Helva; Arapça kökenli olup, tatlı, şirin, güzel anlamlarına gelen hulviyyat veya halaviyyat kelimesinden gelmektedir. Helvanın dünyada ilk yapıldığı bölge Ortadoğu ve Balkan ülkeleri olarak bilinmektedir. Türklerin helva ile tanışmaları, İslamiyet’i kabul ederek Arap kültürüne yakınlaşmalarıyla başlamıştır. Osmanlı’da helva sıradan bir gıda ürünü olmaktan çıkıp sosyolojik bir değer kazanmıştır. Helvanın etrafında çok zengin, güçlü ve etkileyici bir kültür oluşmuştur. Çeşitli sebeplerle helva yapılıp yenilmektedir. Bir insanın doğumundan başlayıp ölümünden sonra bile onun adına yenmeye devam edilen tek şey helvadır.

HELVA KÜLTÜRÜ

Helvanın birçok farklı ülkede birçok çeşidi vardır. Damakları tatlandıran bir lezzet olmaktan öte, aslında sosyolojik bir olgudur helva. Bir yiyecekten daha fazlasını ifade eder.
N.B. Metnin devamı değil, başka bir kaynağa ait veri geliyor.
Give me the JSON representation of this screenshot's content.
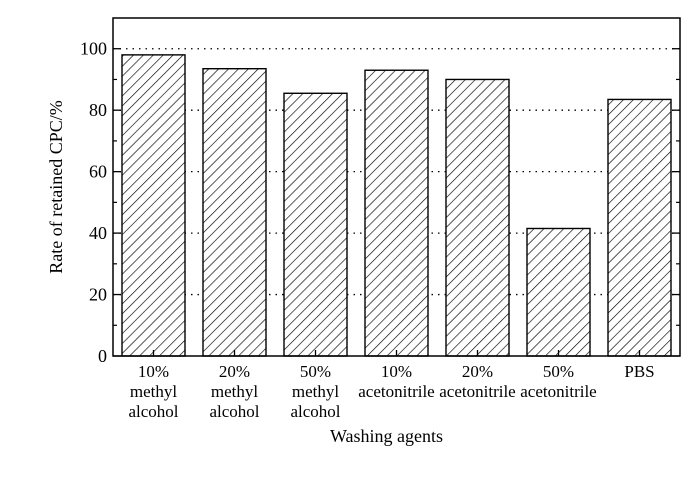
{
  "chart_data": {
    "type": "bar",
    "title": "",
    "xlabel": "Washing agents",
    "ylabel": "Rate of retained CPC/%",
    "ylim": [
      0,
      110
    ],
    "yticks": [
      0,
      20,
      40,
      60,
      80,
      100
    ],
    "grid": "horizontal dotted",
    "bar_fill": "diagonal hatch",
    "categories": [
      [
        "10%",
        "methyl",
        "alcohol"
      ],
      [
        "20%",
        "methyl",
        "alcohol"
      ],
      [
        "50%",
        "methyl",
        "alcohol"
      ],
      [
        "10%",
        "acetonitrile"
      ],
      [
        "20%",
        "acetonitrile"
      ],
      [
        "50%",
        "acetonitrile"
      ],
      [
        "PBS"
      ]
    ],
    "values": [
      98,
      93.5,
      85.5,
      93,
      90,
      41.5,
      83.5
    ]
  }
}
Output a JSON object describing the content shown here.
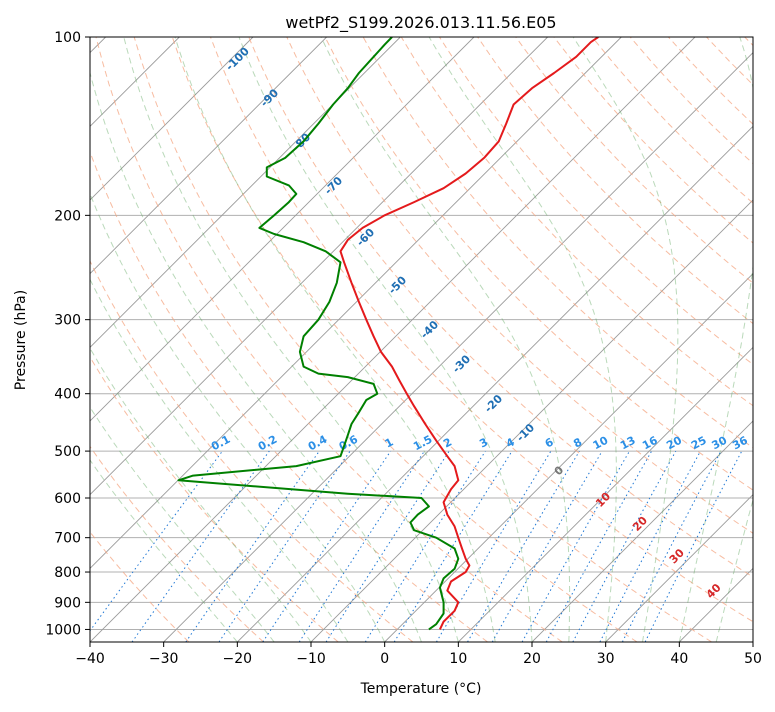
{
  "chart_data": {
    "type": "line",
    "title": "wetPf2_S199.2026.013.11.56.E05",
    "xlabel": "Temperature (°C)",
    "ylabel": "Pressure (hPa)",
    "xlim": [
      -40,
      50
    ],
    "ylim": [
      1050,
      100
    ],
    "y_scale": "log",
    "grid": true,
    "x_ticks": [
      -40,
      -30,
      -20,
      -10,
      0,
      10,
      20,
      30,
      40,
      50
    ],
    "y_ticks": [
      100,
      200,
      300,
      400,
      500,
      600,
      700,
      800,
      900,
      1000
    ],
    "series": [
      {
        "name": "",
        "color": "#e41a1c",
        "points": [
          [
            7.5,
            1000
          ],
          [
            8,
            970
          ],
          [
            9.5,
            930
          ],
          [
            10,
            900
          ],
          [
            8.5,
            860
          ],
          [
            9,
            830
          ],
          [
            11,
            800
          ],
          [
            11.5,
            780
          ],
          [
            11,
            760
          ],
          [
            10.5,
            730
          ],
          [
            10,
            700
          ],
          [
            9.5,
            670
          ],
          [
            8.5,
            640
          ],
          [
            8,
            610
          ],
          [
            9,
            580
          ],
          [
            10,
            560
          ],
          [
            9.5,
            530
          ],
          [
            8.5,
            510
          ],
          [
            7,
            480
          ],
          [
            5.5,
            450
          ],
          [
            4,
            420
          ],
          [
            3,
            400
          ],
          [
            2,
            380
          ],
          [
            1,
            360
          ],
          [
            -0.5,
            340
          ],
          [
            -1.5,
            320
          ],
          [
            -2.5,
            300
          ],
          [
            -3.5,
            280
          ],
          [
            -4.5,
            260
          ],
          [
            -5.5,
            240
          ],
          [
            -6,
            230
          ],
          [
            -5,
            220
          ],
          [
            -3,
            210
          ],
          [
            0,
            200
          ],
          [
            4,
            190
          ],
          [
            8,
            180
          ],
          [
            11,
            170
          ],
          [
            13.5,
            160
          ],
          [
            15.5,
            150
          ],
          [
            16.5,
            140
          ],
          [
            17.5,
            130
          ],
          [
            20,
            122
          ],
          [
            23,
            115
          ],
          [
            26,
            108
          ],
          [
            28,
            102
          ],
          [
            29,
            100
          ]
        ]
      },
      {
        "name": "",
        "color": "#008000",
        "points": [
          [
            6,
            1000
          ],
          [
            7,
            980
          ],
          [
            8,
            940
          ],
          [
            8,
            900
          ],
          [
            7.5,
            850
          ],
          [
            8,
            820
          ],
          [
            9.5,
            790
          ],
          [
            10,
            760
          ],
          [
            9.5,
            730
          ],
          [
            7,
            700
          ],
          [
            4,
            680
          ],
          [
            3.5,
            660
          ],
          [
            4.5,
            640
          ],
          [
            6,
            620
          ],
          [
            5,
            600
          ],
          [
            -5,
            590
          ],
          [
            -28,
            560
          ],
          [
            -26,
            550
          ],
          [
            -12,
            530
          ],
          [
            -6,
            510
          ],
          [
            -5.5,
            490
          ],
          [
            -5,
            470
          ],
          [
            -4.5,
            450
          ],
          [
            -3.5,
            430
          ],
          [
            -2.5,
            410
          ],
          [
            -1,
            400
          ],
          [
            -1.5,
            385
          ],
          [
            -5,
            375
          ],
          [
            -9,
            370
          ],
          [
            -11,
            360
          ],
          [
            -11.5,
            340
          ],
          [
            -11,
            320
          ],
          [
            -9,
            300
          ],
          [
            -7.5,
            280
          ],
          [
            -6.5,
            260
          ],
          [
            -6,
            240
          ],
          [
            -8,
            230
          ],
          [
            -11,
            222
          ],
          [
            -15,
            215
          ],
          [
            -17,
            210
          ],
          [
            -15,
            200
          ],
          [
            -13,
            190
          ],
          [
            -12,
            184
          ],
          [
            -13,
            178
          ],
          [
            -16,
            172
          ],
          [
            -16,
            166
          ],
          [
            -13.5,
            160
          ],
          [
            -11,
            150
          ],
          [
            -9,
            140
          ],
          [
            -7,
            130
          ],
          [
            -5,
            122
          ],
          [
            -3.5,
            115
          ],
          [
            -1.5,
            108
          ],
          [
            0,
            103
          ],
          [
            1,
            100
          ]
        ]
      }
    ],
    "dry_adiabat_labels": [
      "-100",
      "-90",
      "-80",
      "-70",
      "-60",
      "-50",
      "-40",
      "-30",
      "-20",
      "-10"
    ],
    "moist_adiabat_labels": [
      "0",
      "10",
      "20",
      "30",
      "40"
    ],
    "mixing_ratio_labels": [
      "0.1",
      "0.2",
      "0.4",
      "0.6",
      "1",
      "1.5",
      "2",
      "3",
      "4",
      "6",
      "8",
      "10",
      "13",
      "16",
      "20",
      "25",
      "30",
      "36"
    ]
  }
}
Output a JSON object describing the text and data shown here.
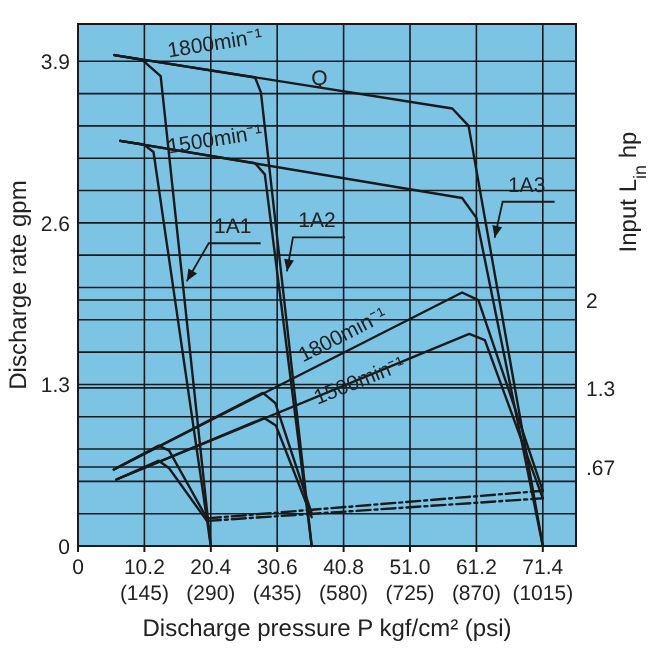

Hayattır bazen, barış, mutluluk, bazen de ölüm...

Günümüz Türk toplumunda helva; ölü evinde cenazeden sonra yenilir olmuştur. Fakat Osmanlı sarayında bu düşünce tam tersidir. Osmanlı sarayında helva; keyfin, sevincin, bilimin, kültürün şiirin, şarkının, savaşta zafer kazanmanın şerefine pişirilip yenen bir tatlıdır.

Lale Devri’nde, padişahın ve sadrazamın saray ve konaklarda düzenlediği helva sohbetleri uzun süre devam ettirilmiştir.

KİMİ ZAMAN SEVİNÇLERİN KİMİ ZAMAN DA ÜZÜNTÜLERİN ORTAĞIDIR

Sonuç olarak Dünya üzerinde var olan her dilde tatlı kelimesi daima iyi şeyleri, mutluluğu çağrıştırır. Bir zamanlar saray mutfağının vazgeçilmezleri olan helva, şimdilerde değişen tüketici alışkanlıkları nedeniyle unutulmaya yüz tutan geleneksel tatlarımız arasında yerini almıştır. Kimi zaman sevinçlerin ortağıdır, kimi zaman da üzüntülerin. (Kaynak İnternet’ten derleme-Dünya Gıda)

SİZİN DÜŞÜNCELERİNİZ
BUNLAR DA İLGİNİZİ ÇEKEBİLİR
Üzgünüz ilginizi çekebilecek içerik bulunamadı...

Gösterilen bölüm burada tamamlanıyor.